In recent years, the so-called pellet-dispersion strategy has brought promising results for seed cultivation of A. niger niger (Wang et al. 2017). Thereby pellets were used to substitute spores during inoculation. Traditionally, long time spans are needed for spore preparation of seed culture. This drawback was avoided through the development of a novel seed-recycling process. The morphological structure displayed “densely intertwined hyphae” and pellet compactness increased considerably. A 48-h pellet inoculum was also advantageous for growth of a newly isolated nitrifying fungus defined as Penicillium sp. L1. When compared to inoculation with spore suspension, pellet size could be increased significantly by using a pellet inoculum (Liu et al. 2017).

Other factors—aeration and growth rate

A. niger generally features an indirect relation between pellet compactness and aeration rate. However, using a 1:1 oxygen/air mixture leads to dense growth and increased hyphal branching (Prosser and Tough 1991). Krull et al. (2013) state that A. niger pellets derived from high aeration rates have overall a much larger structure and have unstructured and irregular outer sections. Low aeration results in rather compact peripheral structures. By comparison, it was found that agitation effects are less severe.

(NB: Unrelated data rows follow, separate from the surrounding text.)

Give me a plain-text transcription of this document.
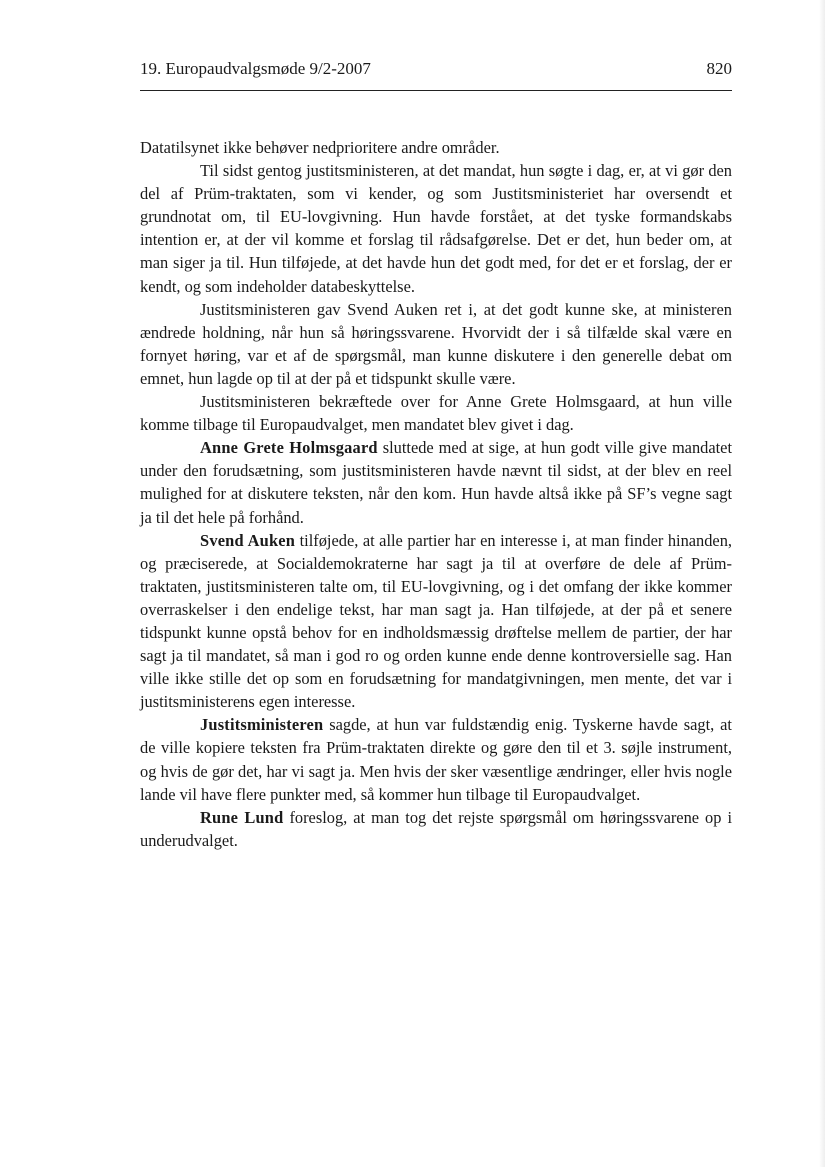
19. Europaudvalgsmøde 9/2-2007	820

Datatilsynet ikke behøver nedprioritere andre områder.

Til sidst gentog justitsministeren, at det mandat, hun søgte i dag, er, at vi gør den del af Prüm-traktaten, som vi kender, og som Justitsministeriet har oversendt et grundnotat om, til EU-lovgivning. Hun havde forstået, at det tyske formandskabs intention er, at der vil komme et forslag til rådsafgørelse. Det er det, hun beder om, at man siger ja til. Hun tilføjede, at det havde hun det godt med, for det er et forslag, der er kendt, og som indeholder databeskyttelse.

Justitsministeren gav Svend Auken ret i, at det godt kunne ske, at ministeren ændrede holdning, når hun så høringssvarene. Hvorvidt der i så tilfælde skal være en fornyet høring, var et af de spørgsmål, man kunne diskutere i den generelle debat om emnet, hun lagde op til at der på et tidspunkt skulle være.

Justitsministeren bekræftede over for Anne Grete Holmsgaard, at hun ville komme tilbage til Europaudvalget, men mandatet blev givet i dag.

Anne Grete Holmsgaard sluttede med at sige, at hun godt ville give mandatet under den forudsætning, som justitsministeren havde nævnt til sidst, at der blev en reel mulighed for at diskutere teksten, når den kom. Hun havde altså ikke på SF’s vegne sagt ja til det hele på forhånd.

Svend Auken tilføjede, at alle partier har en interesse i, at man finder hinanden, og præciserede, at Socialdemokraterne har sagt ja til at overføre de dele af Prüm-traktaten, justitsministeren talte om, til EU-lovgivning, og i det omfang der ikke kommer overraskelser i den endelige tekst, har man sagt ja. Han tilføjede, at der på et senere tidspunkt kunne opstå behov for en indholdsmæssig drøftelse mellem de partier, der har sagt ja til mandatet, så man i god ro og orden kunne ende denne kontroversielle sag. Han ville ikke stille det op som en forudsætning for mandatgivningen, men mente, det var i justitsministerens egen interesse.

Justitsministeren sagde, at hun var fuldstændig enig. Tyskerne havde sagt, at de ville kopiere teksten fra Prüm-traktaten direkte og gøre den til et 3. søjle instrument, og hvis de gør det, har vi sagt ja. Men hvis der sker væsentlige ændringer, eller hvis nogle lande vil have flere punkter med, så kommer hun tilbage til Europaudvalget.

Rune Lund foreslog, at man tog det rejste spørgsmål om høringssvarene op i underudvalget.
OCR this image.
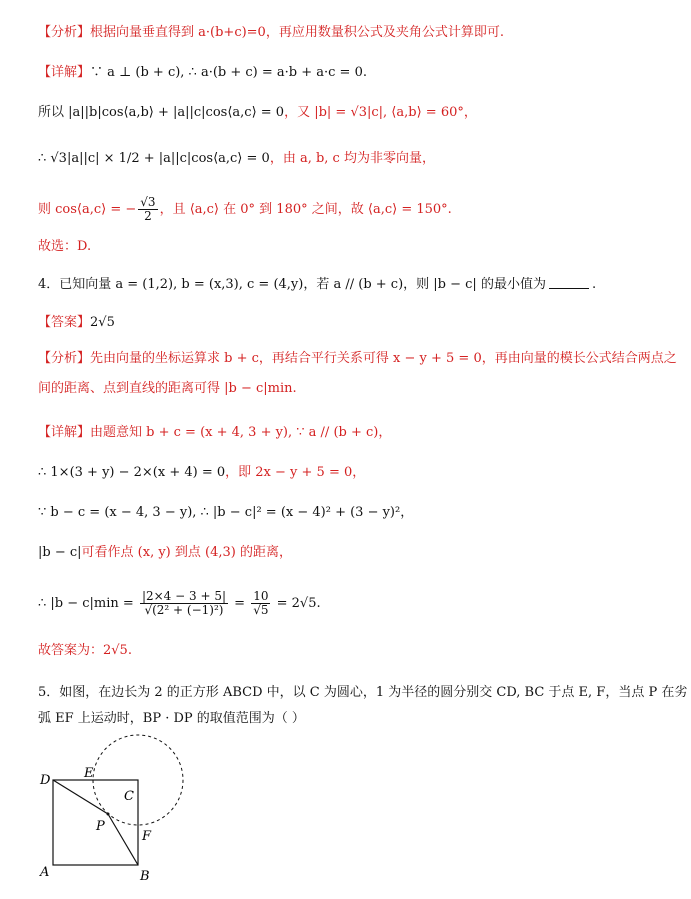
【分析】根据向量垂直得到 a·(b+c)=0，再应用数量积公式及夹角公式计算即可.
【详解】∵ a ⊥ (b + c), ∴ a·(b + c) = a·b + a·c = 0.
所以 |a||b|cos⟨a,b⟩ + |a||c|cos⟨a,c⟩ = 0，又 |b| = √3|c|, ⟨a,b⟩ = 60°，
∴ √3|a||c| × 1/2 + |a||c|cos⟨a,c⟩ = 0，由 a, b, c 均为非零向量，
则 cos⟨a,c⟩ = − $\frac{√3}{2}$ ，且 ⟨a,c⟩ 在 0° 到 180° 之间，故 ⟨a,c⟩ = 150°.
故选：D.
4．已知向量 a = (1,2), b = (x,3), c = (4,y)，若 a // (b + c)，则 |b − c| 的最小值为	.
【答案】2√5
【分析】先由向量的坐标运算求 b + c，再结合平行关系可得 x − y + 5 = 0，再由向量的模长公式结合两点之
间的距离、点到直线的距离可得 |b − c|min.
【详解】由题意知 b + c = (x + 4, 3 + y), ∵ a // (b + c)，
∴ 1×(3 + y) − 2×(x + 4) = 0，即 2x − y + 5 = 0，
∵ b − c = (x − 4, 3 − y), ∴ |b − c|² = (x − 4)² + (3 − y)²，
|b − c|可看作点 (x, y) 到点 (4,3) 的距离，
∴ $|b - c|\min = \frac{|2\times 4 - 3 + 5|}{\text{√(2² + (−1)²)}} = \frac{10}{√5} = 2√5$.
故答案为：2√5.
5．如图，在边长为 2 的正方形 ABCD 中，以 C 为圆心，1 为半径的圆分别交 CD, BC 于点 E, F，当点 P 在劣
弧 EF 上运动时，BP · DP 的取值范围为（ ）
D	E
C
P
F
A	B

Some Aspergillus species are associated with filamentous morphology at low growth rates and reversibly produce pellets at higher rates (Prosser and Tough 1991). High growth rates in P. chrysogenum cultivations lead to an increase in hyphal branching (Nielsen et al. 1995). Decreasing the specific growth rate was followed by pellet breakage. In addition, hyphal elements were torn away from the surface. Nielsen et al. assume that such pellet breakage happens due to cell lysis within the pellet, which leads to a loss in stability. Posch and Herwig (2014) were able to describe parameter effects on pellet morphology through morphological and physiological bioprocess modelling approaches. In the beginning, high growth rates yield large pellet fractions. If pellet growth reaches a critical level, a transition phase leads to dispersed growth due to increasing pellet erosion and breakage.

Summarising, factors such as agitation and media pH have universal impact on pellet morphology. However, the effect of most factors described in this section only applies to specific species and processes. In general, definite guidelines for morphological alteration or control cannot be given.

Conclusions

Any preference in fungal pellet morphology depends on species and specific task at hand. To timely assess current process morphology, novel techniques like flow cytometry combined with fluorescent staining are convenient. Once desired relations between pellet form and productivity have been established, one can draw from a multitude of options to favourably alter and optimise morphology. Some of these possibilities are summarised in Table 1: in this table, pellet forming species are divided into coagulative or non-coagulative type. Based upon this distinction, preferred pellet morphologies are cited, extended by possible techniques to favourably alter morphology.

From our perspective, modelling approaches involving raw data from morphological classification seem promising to increase process understanding. We envision a combination of timely morphological assessment with specific morphological alteration in order to favourably stir fungal pellet processes towards increased productivity.